When Northern Europe was Christianized, Yule, the local winter festival, was placed on December 25 to correspond with Christmas. By the 12th century, the wild celebrations characteristic of Saturnalia and Yule had transferred to the Twelve Days of Christmas (December 25 - January 5). The evening of January 5 was called Twelfth Night, a festival later celebrated in the play of that name by William Shakespeare.
In the High Middle Ages, Christmas was so prominent that chroniclers routinely noted where various magnates "celebrated Christmas." King Richard II of England hosted a Christmas feast in 1377 at which twenty-eight oxen and three hundred sheep were eaten. The Yule boar was a common feature of medieval Christmas feasts. Caroling also became popular, and was originally a group of dancers who sang. The group was composed of a lead singer and a ring of dancers that provided the chorus. Various writers of the time condemned caroling as lewd, indicating that the unruly traditions of Saturnalia and Yule may have continued in this form. "Misrule" — drunkenness, promiscuity, gambling — was also an important aspect of the festival. In England, gifts were exchanged on New Year's Day, and there was special Christmas ale.
The 20th century and after
In 1914, the first year of World War I, there was an unofficial truce between German and British troops in France. Soldiers on both sides spontaneously began to sing carols and stopped fighting. The truce began on Christmas Day and continued for some time afterward. Although many stories about the truce include a football game between the trench lines, there is no direct evidence that this event actually occurred, although it seems likely from contemporary accounts.
Throughout the 20th century, the United States experienced controversy over the nature of Christmas, and its dual status as a religious feast day and a secular holiday of the same name. Some considered the U.S. government's recognition of Christmas as a federal holiday to be a violation of the separation of church and state.

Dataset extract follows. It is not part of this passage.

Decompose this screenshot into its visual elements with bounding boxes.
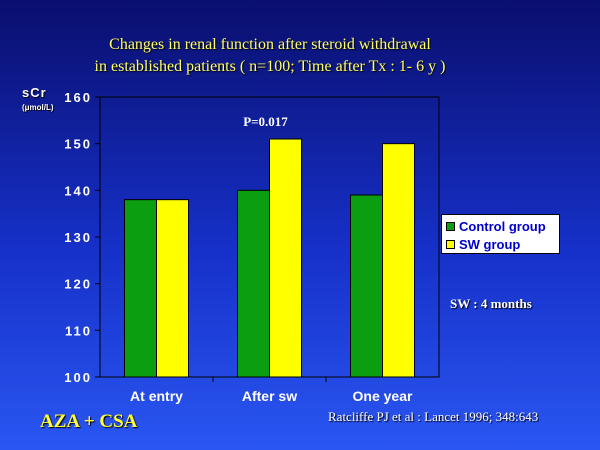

This was brought to trial several times, recently including in Lynch v. Donnelly (1984) and Ganulin v. United States (1999). On December 6, 1999, the verdict for Ganulin v. United States (1999) declared that "the establishment of Christmas Day as a legal public holiday does not violate the Establishment Clause because it has a valid secular purpose." This decision was upheld by the U.S. Supreme Court on December 19, 2000. At the same time, many devout Christians objected to what they saw as the vulgarization and cooption of one of their sacred observances by secular commercial society and calls to return to "the true meaning of Christmas" were common.
Debates about Christmas in America continued into the 21st century. In 2005, when commercial interests sought to ameliorate Christians concerned with protecting the sacredness of their holiday and non-Christians uncomfortable with the perceived connection to faith, some Christians, along with American political commentators such as Bill O'Reilly, protested perceiving that it represented the secularization of Christmas rather than its protection. They felt that the holiday was threatened by a general secular trend, or by persons and organizations with an anti-Christian agenda. The perceived trend was also blamed on political correctness.